Bild: Ralph Dietsche

(radi) Nun wird die Bewirtschaftungsstrasse zurückgebaut, der Humus ausgetragen und die Waldbepflanzung vorgenommen. Etwas über 200'000 Kubik sauberes Erdmaterial wurden in den letzten gut vier Jahren bei der Deponie Feld zwischen Rüthi und Lienz aufgeschüttet. Die genaue Menge wird noch mit einer Drohne ausgemessen und berechnet.

Das deponierte Material stammt vorwiegend von Aushubarbeiten in der Region. «Die Qualität des Materials haben wir regelmässig kontrolliert», erklärt Magnus Hälg vom Amt für Umwelt des Kantons St.Gallen. Bei den Kontrollen wurden etwa drei Meter tiefe Schlitze mit der Baggerschaufel gemacht. «Es gab nie Anzeichen auf Fremdverschmutzung oder kontaminiertes Material», lobt der Kantonsvertreter die Arbeit der Deponiebetreiber.

Aus Sicht von Magnus Hälg ist die Deponie Feld ohnehin ein Glücksfall: «Der Ablauf der Planung verlief reibungslos. Diese dauerte vom Richtplaneintrag über den Sondernutzungsplan bis zur benötigten Betriebsbewilligung nur rund drei Jahre. An anderen Standorten braucht es teilweise mehr als doppelt so lange.» Weiter gelobt wurde bei der Abschlussbegehung die Topografie und die Erschliessung sowie die Zusammenarbeit der Grundeigentümer, Pächter, Gemeinde und der Betriebsgesellschaft.
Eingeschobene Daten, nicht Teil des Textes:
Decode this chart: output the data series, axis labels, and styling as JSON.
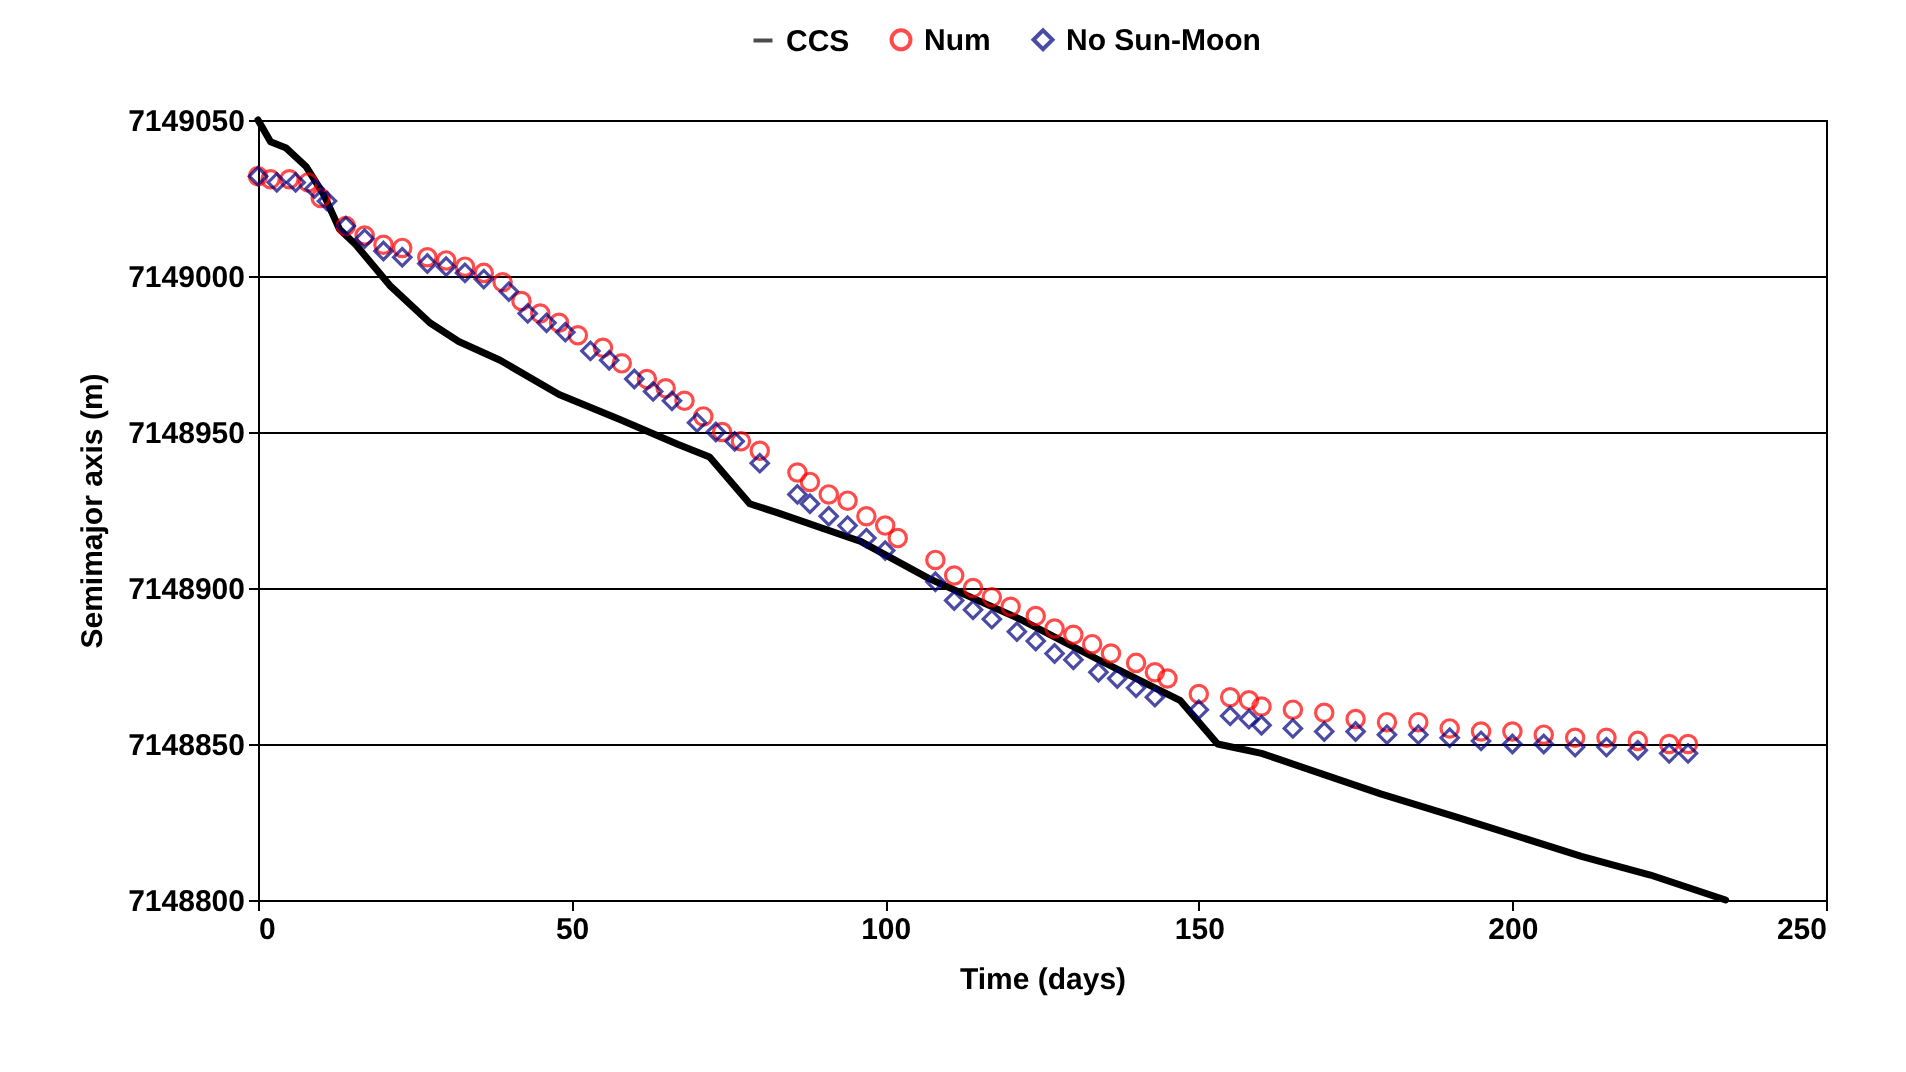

Die Bewirtschaftung wird einfacher

«Während der ganzen Betriebszeit wurden die Setzungen durch fix installierte Messstationen überwacht. Auch diesbezüglich gab es keine Probleme», erklärt Peter Dietsche, Verwaltungsratspräsident der Robert König AG, bei der Begehung der Deponie. Er ist dankbar, dass sämtliche Arbeiten reibungslos und ohne Vorkommnisse durchgeführt werden konnten.

Über die zu Ende gehende Auffüllphase freut sich der Pächter Michael Heeb. Er profitiert einerseits von einem besseren Aufbau des Bodens und andererseits wird die Bewirtschaftung des Grundstücks für ihn künftig bequemer: «Früher kam an verschiedenen Stellen der Fels zum Vorschein. Dies erschwerte die rationelle Bewirtschaftung.»

Bis Michael Heeb das Landwirtschaftsland wieder voll nutzen kann, wird es allerdings noch rund zwei Jahre dauern. Ein Teil der Fläche wird in Zusammenarbeit mit dem Revierförster Sascha Kobler als ökologischer Ausgleich aufgeforstet. Bereits in ein paar Jahren wird das Gebiet Feld nicht mehr als Deponie von sauberem Erdmaterial erkennbar sein.

Gemeinde profitiert finanziell

Mit der Verfüllung des sauberen Deponiematerials wurde die ursprüngliche Topografie wieder hergestellt. Die Rüthner Gemeindepräsidentin Monika Eggenberger fand für die Zusammenarbeit mit der Robert König AG und dem Kanton nur lobende Worte:

«Es gab nie schwierige Situationen. Es ist einfach gelaufen.»

Gleichzeitig wies sie darauf hin, dass die Gemeinde Rüthi ein gewisses Eigeninteresse für die Deponie hatte: «Als das Gebiet Stocken Süd erschlossen wurde, war aufgrund der Schliessung der Deponie König in Oberriet nicht klar, wo das Aushubmaterial deponiert werden kann. Durch die Eröffnung der Deponie Feld war diese Frage geklärt. Zudem waren dadurch die Transportwege sehr kurz.»

Monika Eggenberger unterliess es beim offiziellen Abschluss der Arbeiten nicht, der Bevölkerung für das Verständnis der zusätzlichen Lastwagenfahrten zu danken. Diese seien im Dorf nie gross Thema gewesen. Letztlich profitiert auch die Gemeinde, respektive indirekt die Bevölkerung, von der Deponie Feld. Immerhin flossen die letzten Jahre Gebühren und Abgaben der Deponie in die Gemeindekasse. «Wie viel am Schluss davon übrig bleiben wird, können wir aufgrund der noch laufenden Arbeiten und Abrechnungen nicht definitiv sagen. Wir gehen von rund einer Million Franken aus», erklärt die Gemeindepräsidentin Monika Eggenberger.